7. Ludwik Witosza, por. rezerwy WP, drugi brat Antoniego.
Chociaż Ludwik miał piękną narzeczoną, nie ożenił się, bo wiedział, że zbliża się wojna, a on musi służyć ojczyźnie. Był nauczycielem w Rowniu, członkiem PPS, a na front, żeby bronić Polski, zgłosił się na ochotnika. Zginął w Katyniu. Rodzina po latach poznała jego tragiczne losy.

8. Fryderyk Szendera, syn Jorga Szendery, ojciec Waldemara.

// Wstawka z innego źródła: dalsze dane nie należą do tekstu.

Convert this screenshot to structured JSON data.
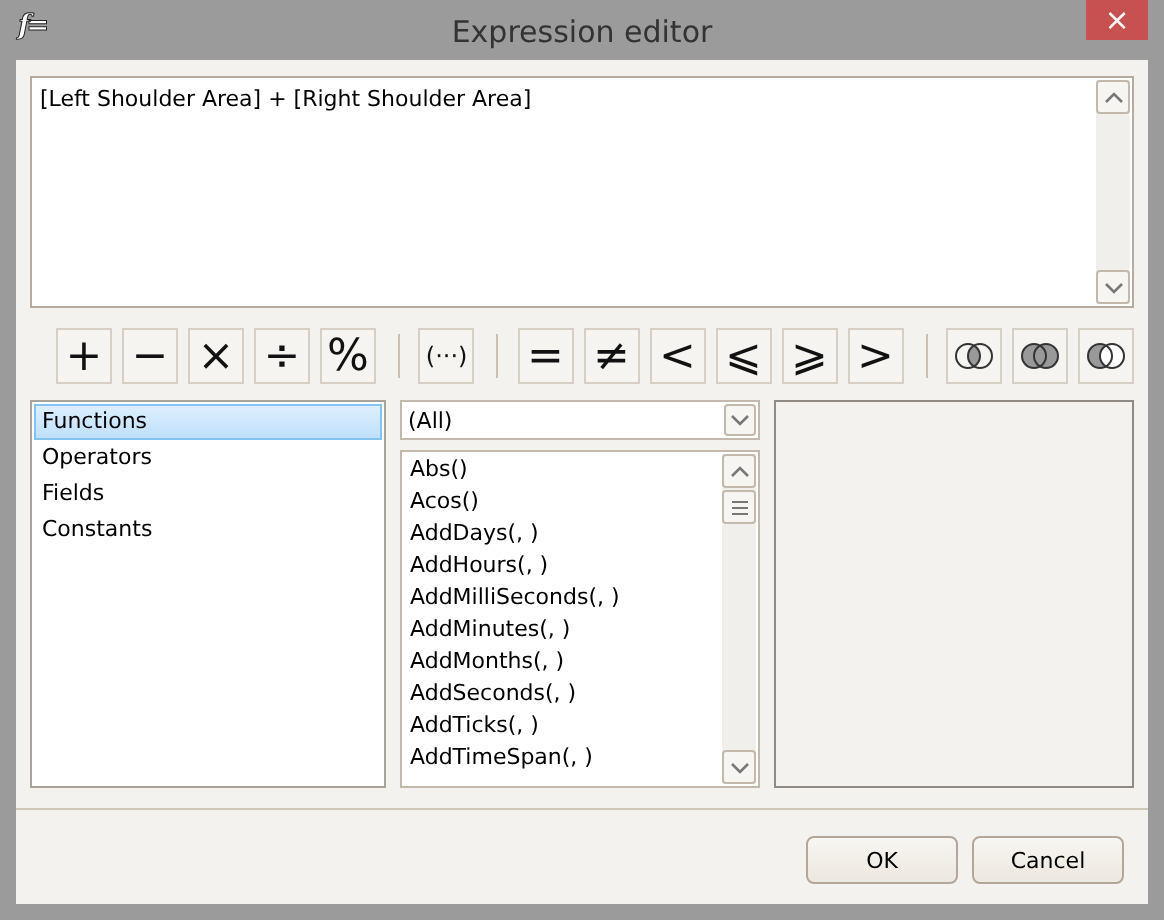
{
  "window": {
    "logo": "f=",
    "title": "Expression editor",
    "close": "×"
  },
  "expression": {
    "value": "[Left Shoulder Area] + [Right Shoulder Area]"
  },
  "toolbar": [
    [
      {
        "kind": "symbol",
        "label": "+"
      },
      {
        "kind": "symbol",
        "label": "−"
      },
      {
        "kind": "symbol",
        "label": "×"
      },
      {
        "kind": "symbol",
        "label": "÷"
      },
      {
        "kind": "symbol",
        "label": "%"
      }
    ],
    [
      {
        "kind": "symbol",
        "label": "(···)"
      }
    ],
    [
      {
        "kind": "symbol",
        "label": "="
      },
      {
        "kind": "symbol",
        "label": "≠"
      },
      {
        "kind": "symbol",
        "label": "<"
      },
      {
        "kind": "symbol",
        "label": "⩽"
      },
      {
        "kind": "symbol",
        "label": "⩾"
      },
      {
        "kind": "symbol",
        "label": ">"
      }
    ],
    [
      {
        "kind": "intersection"
      },
      {
        "kind": "union"
      },
      {
        "kind": "difference"
      }
    ]
  ],
  "categories": [
    {
      "label": "Functions",
      "selected": true
    },
    {
      "label": "Operators",
      "selected": false
    },
    {
      "label": "Fields",
      "selected": false
    },
    {
      "label": "Constants",
      "selected": false
    }
  ],
  "filter": {
    "value": "(All)"
  },
  "functions": [
    "Abs()",
    "Acos()",
    "AddDays(, )",
    "AddHours(, )",
    "AddMilliSeconds(, )",
    "AddMinutes(, )",
    "AddMonths(, )",
    "AddSeconds(, )",
    "AddTicks(, )",
    "AddTimeSpan(, )"
  ],
  "buttons": [
    "OK",
    "Cancel"
  ]
}
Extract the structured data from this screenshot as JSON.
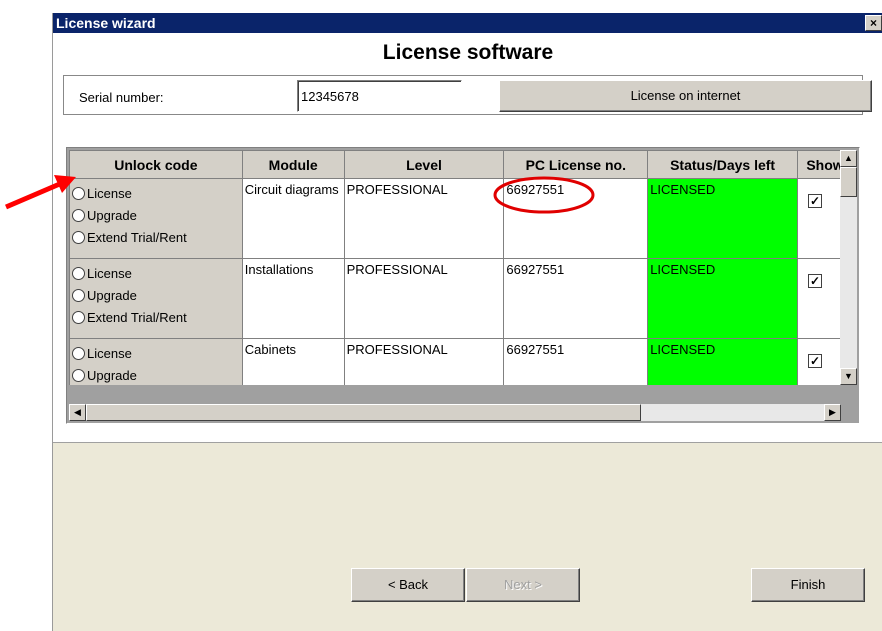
{
  "window": {
    "title": "License wizard",
    "close_glyph": "×"
  },
  "page": {
    "title": "License software"
  },
  "serial": {
    "label": "Serial number:",
    "value": "12345678"
  },
  "internet_button": "License on internet",
  "grid": {
    "headers": [
      "Unlock code",
      "Module",
      "Level",
      "PC License no.",
      "Status/Days left",
      "Show"
    ],
    "radio_options": [
      "License",
      "Upgrade",
      "Extend Trial/Rent"
    ],
    "rows": [
      {
        "module": "Circuit diagrams",
        "level": "PROFESSIONAL",
        "pc_license": "66927551",
        "status": "LICENSED",
        "show": true
      },
      {
        "module": "Installations",
        "level": "PROFESSIONAL",
        "pc_license": "66927551",
        "status": "LICENSED",
        "show": true
      },
      {
        "module": "Cabinets",
        "level": "PROFESSIONAL",
        "pc_license": "66927551",
        "status": "LICENSED",
        "show": true
      }
    ],
    "status_color": "#00ff00"
  },
  "footer": {
    "back": "< Back",
    "next": "Next >",
    "finish": "Finish"
  },
  "annotations": {
    "arrow_color": "#ff0000",
    "circle_color": "#e00000"
  }
}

Fryderyk urodził się w 1937 roku. Pamięta, choć miał wtedy zaledwie trzy lata, jak do Katowic wkraczali żołnierze Wehrmachtu. Już po wojnie, w ramach spolszczania Ślązaków przez komunistyczne władze, został wysłany na kilkutygodniowy obóz "resocjalizacyjny" do Paczkowa. Dla nowej władzy był niepewny narodowościowo i dlatego na obozie miał uczyć się... polskiego, który świetnia znał. Zresztą z pięknej polszczyzny przechodzi płynnie na niemiecki. Mówi o sobie, że jest Ślązakiem.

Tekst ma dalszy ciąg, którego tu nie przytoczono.